Linbury Studio Theatre, Royal Opera House
Woman (Eurydice)/Medea – Elizabeth AthertonMan (Orpheus)/Jason, Aeson – Mark Padmore
Martin Duncan (director)Alison Chitty (designs)
Paul Pyant (lighting)
Michael Popper (choreography)
Geoffrey Paterson (conductor)
Outstanding in pretty much every way – just what an opera house should be doing, in this case in collaboration with Aldeburgh and the London Sinfonietta. Although The Corridor was premiered in 2009, with the same cast, this was my first encounter; and The Cure had been given its first performance but a few days earlier, again in Aldeburgh. The two chamber operas could clearly work separately, and I hope that they will, in conjunction with any number of other works; in tandem, however, there are all manner of connections one may make, whether as performer, director, or audience. Agency, not least female agency, is but the most obvious, although that is not to minimise its importance. Identical instrumentation (violin, viola, cello, harp, flute, clarinet) and, in this case, an identical cast, served to strengthen unity, but also to allow us to consider what is different.
The Corridor takes us, once again, to that foundational musical myth so beloved of Birtwistle, that of Orpheus. But a moment – his turning back, wondering why Eurydice is not by his side – and then a lifetime’s reaction. David Harsent and his composer have us ask whether Eurydice in fact ever really wanted to leave Hades. She was lagging behind and Orpheus wonders where she has gone, turning around involuntarily. Love and tragedy are expressed in their laments following the event, but did they ever have a chance, second time around? She interacts with the players in Martin Duncan’s straightforward, powerful staging, not unlike one of those increasingly popular stagings of Bach’s Passions. Birtwistle’s score steers a fascinating path between tight rhythmic cellular writing and something more capable of subdivision, even perhaps rubato (or at least homage to Monteverdian freedom?) Stravinsky versus Schoenberg, we still might say. Or rather, Stravinsky and Schoenberg.
Birtwistle’s love of antique wildness exhibits itself once again: a reinvented antique wildness, not born from our paltry knowledge of ancient music, but something far more powerful. But there is no sense that we have heard this all before, for we have not.

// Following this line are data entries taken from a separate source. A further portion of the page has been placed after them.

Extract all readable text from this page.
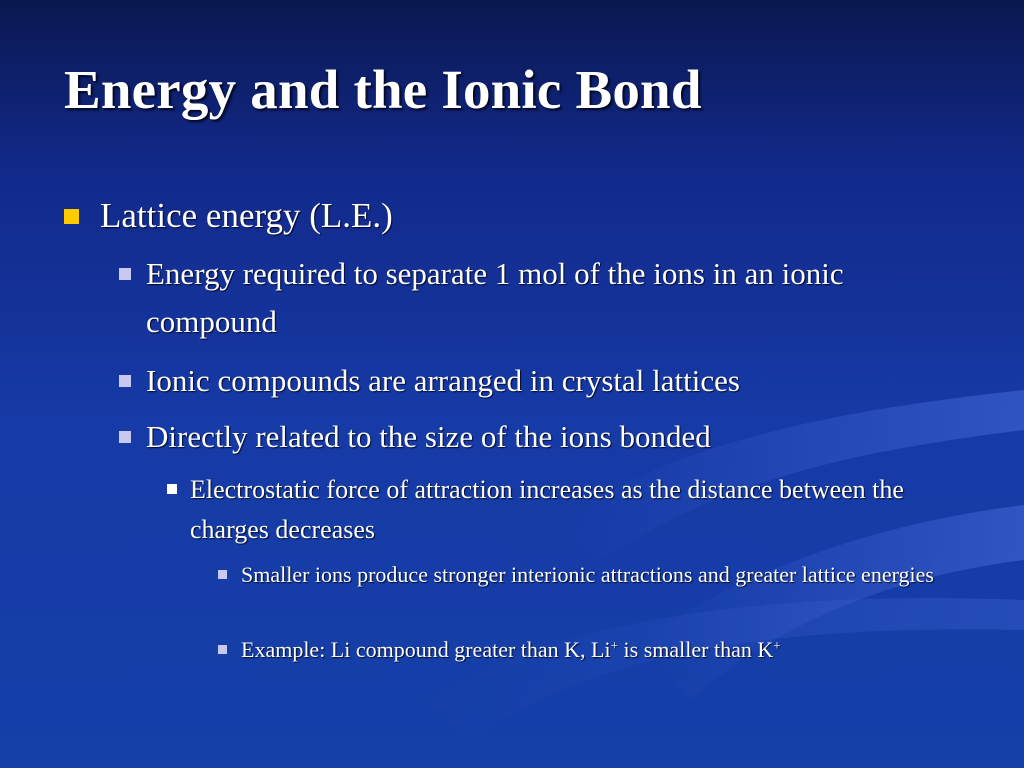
Energy and the Ionic Bond
Lattice energy (L.E.)
Energy required to separate 1 mol of the ions in an ionic compound
Ionic compounds are arranged in crystal lattices
Directly related to the size of the ions bonded
Electrostatic force of attraction increases as the distance between the charges decreases
Smaller ions produce stronger interionic attractions and greater lattice energies
Example: Li compound greater than K, Li+ is smaller than K+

Fourths and fifths seem to speak to us from the age of organum – and beyond. The harp – what writing he has always offered for that instrument! – is no stranger to calamity, to catastrophic caesura. Vocal lines, in impassioned performances by Mark Padmore and Elizabeth Atherton, speak again of the invention that comes with longstanding assurance. Everything draws in – and makes us rethink what we thought we knew.

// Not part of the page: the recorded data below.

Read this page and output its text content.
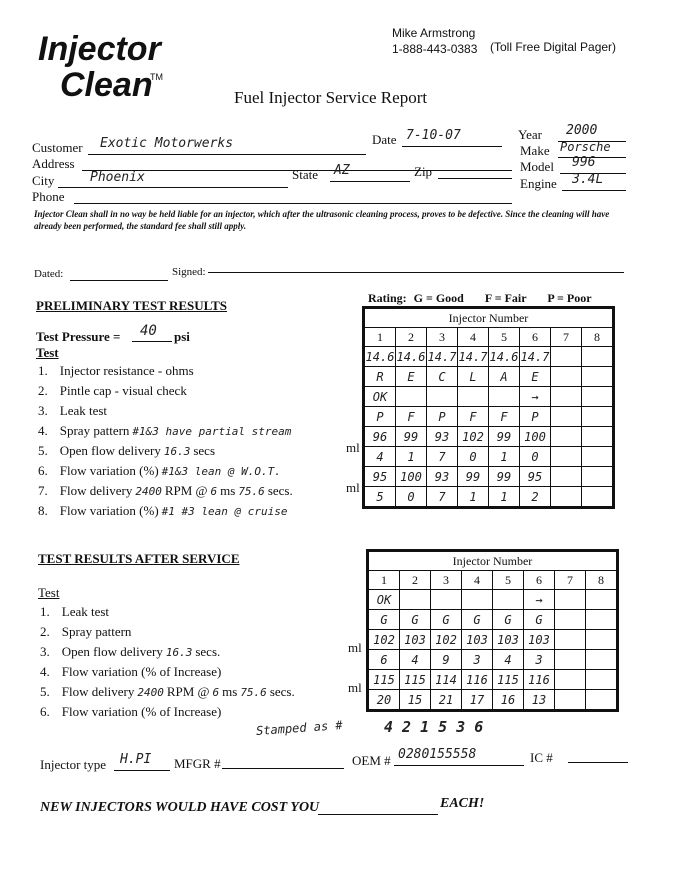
Injector
Clean
TM
Mike Armstrong
1-888-443-0383 (Toll Free Digital Pager)
Fuel Injector Service Report
Customer Exotic Motorwerks	Date 7-10-07
Address
City	Phoenix	State AZ	Zip
Phone
Year 2000
Make Porsche
Model 996
Engine 3.4L
Injector Clean shall in no way be held liable for an injector, which after the ultrasonic cleaning process, proves to be defective. Since the cleaning will have already been performed, the standard fee shall still apply.
Dated:	Signed:
Rating: G = Good F = Fair P = Poor
PRELIMINARY TEST RESULTS
Test Pressure = 40 psi
Test
1. Injector resistance - ohms
2. Pintle cap - visual check
3. Leak test
4. Spray pattern #1&3 have partial stream
5. Open flow delivery 16.3 secs
6. Flow variation (%) #1&3 lean @ W.O.T.
7. Flow delivery 2400 RPM @ 6 ms 75.6 secs.
8. Flow variation (%) #1 #3 lean @ cruise
ml
ml
Injector Number							
1	2	3	4	5	6	7	8
14.6	14.6	14.7	14.7	14.6	14.7		
R	E	C	L	A	E		
OK					→		
P	F	P	F	F	P		
96	99	93	102	99	100		
4	1	7	0	1	0		
95	100	93	99	99	95		
5	0	7	1	1	2		
TEST RESULTS AFTER SERVICE
Test
1. Leak test
2. Spray pattern
3. Open flow delivery 16.3 secs.
4. Flow variation (% of Increase)
5. Flow delivery 2400 RPM @ 6 ms 75.6 secs.
6. Flow variation (% of Increase)
ml
ml
Injector Number							
1	2	3	4	5	6	7	8
OK					→		
G	G	G	G	G	G		
102	103	102	103	103	103		
6	4	9	3	4	3		
115	115	114	116	115	116		
20	15	21	17	16	13		
Stamped as #	4 2 1 5 3 6
Injector type H.PI MFGR #	OEM # 0280155558	IC #
NEW INJECTORS WOULD HAVE COST YOU	EACH!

The Cure was conceived explicitly as a companion piece. Here, in the words of the excellent conductor, Geoffrey Paterson, the six solo instrumentalists of a work that had come close to ‘secular oratorio, for much of its duration’ coalesce ‘into a mini orchestra whose endlessly varied colouristic possibilities are at the service of a viscerally operatic scenario’. As ostinato builds up climactically, but never predictably, we reach the (again surprising) climax of a tale adapted by Harsent from John Gower, who in turn had adapted it from Ovid. Medea and Jason having returned to Colchis with the Golden Fleece, Jason offers to give ten of his years, that his father, Aeson, might regain some youth. Medea uses her magic instead, but did Aeson, partially transformed, actually want to be rejuvenated?

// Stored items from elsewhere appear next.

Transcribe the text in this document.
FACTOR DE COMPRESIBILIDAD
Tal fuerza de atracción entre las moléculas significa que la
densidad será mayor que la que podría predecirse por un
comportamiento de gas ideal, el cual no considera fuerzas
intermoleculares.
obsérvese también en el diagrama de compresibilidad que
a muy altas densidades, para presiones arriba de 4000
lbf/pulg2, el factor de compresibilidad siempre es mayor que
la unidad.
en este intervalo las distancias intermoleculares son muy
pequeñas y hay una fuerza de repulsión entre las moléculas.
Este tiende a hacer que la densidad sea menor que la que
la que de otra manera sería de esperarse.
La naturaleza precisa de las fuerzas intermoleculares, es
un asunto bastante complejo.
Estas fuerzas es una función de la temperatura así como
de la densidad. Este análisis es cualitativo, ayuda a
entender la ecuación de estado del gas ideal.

Again, then, we are made to think, and rethink. Birtwistle’s ritualistic response to Harsent’s ritual spells screws up tension – both conventionally and unconventionally. Duncan’s staging, with Alison Chitty’s typically primæval yet modern designs, again draws us in to a work that seems to take its cue perhaps more from the Birtwistle of The Minotaur than the composer of The Mask of Orpheus. Circles, numbers, and their properties: verbally, musically, scenically, they have us recall Gawain, yet also remind us that this is a different myth, a different response. The performances from all concerned seemed to me beyond reproach. Padmore and Atherton had us forget they had even appeared on stage before; Padmore even had me wonder whether it was indeed he singing both Jason and Aeson, so differentiated were his responses. Atherton's wild dignity struck just the right note. in every respect.
My immediate reaction was to want to hear both works again. Then, doubtless, like the works themselves with respect to earlier tellings of their myths, my responses would both deepen and change. These are both chamber operas we shall need to hear again and again.